Chiropractic "subluxation" characterized as unconscionable instrument of fear. J. Keith Simpson, an Australian chiropractic educator, has criticized the use of fear in chiropractic marketing. [Simpson JK. Appeal to fear in health care: appropriate or inappropriate? Chiropractic & Manual Therapies 25:27, 2015] His critique concludes:
- In mainstream health care, appropriates appeals to fear are for the most part truthful and effective. However, appeal to fear is totally unacceptable and fallacious when used to promote health care interventions for which there is no credible evidence.

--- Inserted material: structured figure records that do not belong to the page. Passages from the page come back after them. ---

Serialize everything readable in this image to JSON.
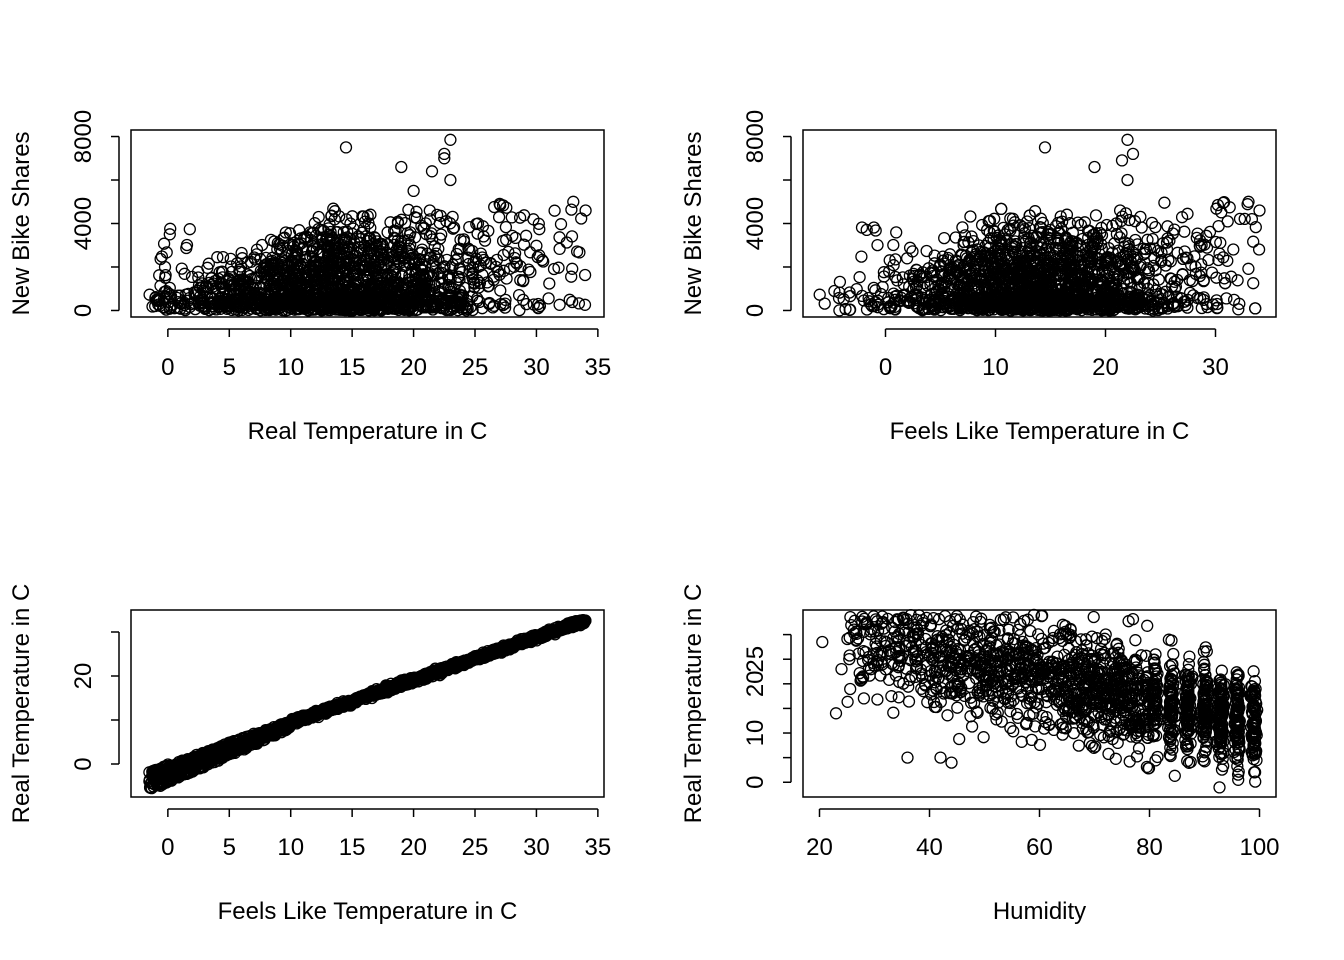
{
  "chart_data": [
    {
      "type": "scatter",
      "xlabel": "Real Temperature in C",
      "ylabel": "New Bike Shares",
      "xlim": [
        -3,
        35.5
      ],
      "ylim": [
        -300,
        8300
      ],
      "xticks": [
        0,
        5,
        10,
        15,
        20,
        25,
        30,
        35
      ],
      "yticks": [
        0,
        2000,
        4000,
        6000,
        8000
      ],
      "ytick_labels": [
        "0",
        "",
        "4000",
        "",
        "8000"
      ],
      "grid": false,
      "points_summary": "dense cloud of several thousand points; counts 0-~5000 for temperatures ~ -1 to 34 C, peak density 10-22 C",
      "outliers": [
        [
          14.5,
          7500
        ],
        [
          19,
          6600
        ],
        [
          21.5,
          6400
        ],
        [
          22.5,
          7000
        ],
        [
          22.5,
          7200
        ],
        [
          23,
          7850
        ],
        [
          23,
          6000
        ],
        [
          20,
          5500
        ],
        [
          34,
          4600
        ],
        [
          33,
          5000
        ]
      ]
    },
    {
      "type": "scatter",
      "xlabel": "Feels Like Temperature in C",
      "ylabel": "New Bike Shares",
      "xlim": [
        -7.5,
        35.5
      ],
      "ylim": [
        -300,
        8300
      ],
      "xticks": [
        0,
        10,
        20,
        30
      ],
      "yticks": [
        0,
        2000,
        4000,
        6000,
        8000
      ],
      "ytick_labels": [
        "0",
        "",
        "4000",
        "",
        "8000"
      ],
      "grid": false,
      "points_summary": "dense cloud of several thousand points; counts 0-~5000 for feels-like temperatures ~ -6 to 34 C",
      "outliers": [
        [
          14.5,
          7500
        ],
        [
          19,
          6600
        ],
        [
          21.5,
          6900
        ],
        [
          22,
          7850
        ],
        [
          22.5,
          7200
        ],
        [
          22,
          6000
        ],
        [
          34,
          4600
        ],
        [
          33,
          5000
        ]
      ]
    },
    {
      "type": "scatter",
      "xlabel": "Feels Like Temperature in C",
      "ylabel": "Real Temperature in C",
      "xlim": [
        -3,
        35.5
      ],
      "ylim": [
        -7.5,
        35
      ],
      "xticks": [
        0,
        5,
        10,
        15,
        20,
        25,
        30,
        35
      ],
      "yticks": [
        0,
        10,
        20,
        30
      ],
      "ytick_labels": [
        "0",
        "",
        "20",
        ""
      ],
      "grid": false,
      "points_summary": "near-linear relationship; real temperature ~ feels-like temperature, wider spread below 10 C where real is 0-8 C lower"
    },
    {
      "type": "scatter",
      "xlabel": "Humidity",
      "ylabel": "Real Temperature in C",
      "xlim": [
        17,
        103
      ],
      "ylim": [
        -3,
        35
      ],
      "xticks": [
        20,
        40,
        60,
        80,
        100
      ],
      "yticks": [
        0,
        5,
        10,
        15,
        20,
        25,
        30
      ],
      "ytick_labels": [
        "0",
        "",
        "10",
        "",
        "20",
        "25",
        ""
      ],
      "grid": false,
      "points_summary": "dense cloud; humidity 20-100, real temperature -2 to 34 C, negative trend, vertical banding at high humidity"
    }
  ]
}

- Many chiropractors use fear fallaciously by marketing unsubstantiated effects of chiropractic "subluxations." Attempts to convince the unsuspecting public that subluxations are a clear and present danger are false at best and unconscionable at worst.
- It is well beyond time that the authorities governing the chiropractic profession, namely chiropractic registration boards and professional associations, strive to eliminate the fear of "subluxations" from chiropractic marketing.
New York Times criticized for publishing silly health information. Health News Review has severely criticized the New York Times for publishing an article titled "An upbeat mood may boost your flu shot's effectiveness," which was published in the newspapers Well section. [Joyce M. The NY Times 'Well' section is unwell. Health News Review, Sept 27, 2017] The critique noted:
- The headline references a small study that does not establish a causal relationship.
- The story could have bad consequences for readers.
- The Well section has had other poorly reasoned articles and seems to have lower editorial standards than other parts of the newspaper's Health Section.
HealthNewsReview.org, which has more than 50 expert reviewers, grades and critiques health-related stories and news releases that include promotional claims about specific treatments, tests, products, or procedures. The commonly covered topics include drugs; devices; dietary supplements; dietary recommendations; diagnostic and screening tests; surgical procedures; and mental health interventions.
Australian cancer fraudster fined. The Federal Court of Australia has ordered Annabelle Natalie Gibson (a/k/a Belle Gibson) to pay AUS$410,000 for engaging in unconscionable conduct relating to the sale of her book and app, The Whole Pantry. [Annabelle (Belle) Gibson and Inkerman Road Nominees Pty Ltd - Court action. News release, Sept 28, 2017] The court found that Gibson, 25, had falsely stated that (a) she had been diagnosed with brain cancer, (b) she was given only four months to live, (c) after rejecting standard treatment, she cured herself with "natural" methods, and (d) a portion of the proceeds from the book that described her methods would be donated to charities. The Court also ordered Gibson to pay AUS$30,000 for costs to Consumer Affairs Victoria, which initiated the case against her.
This page was revised on October 3, 2017.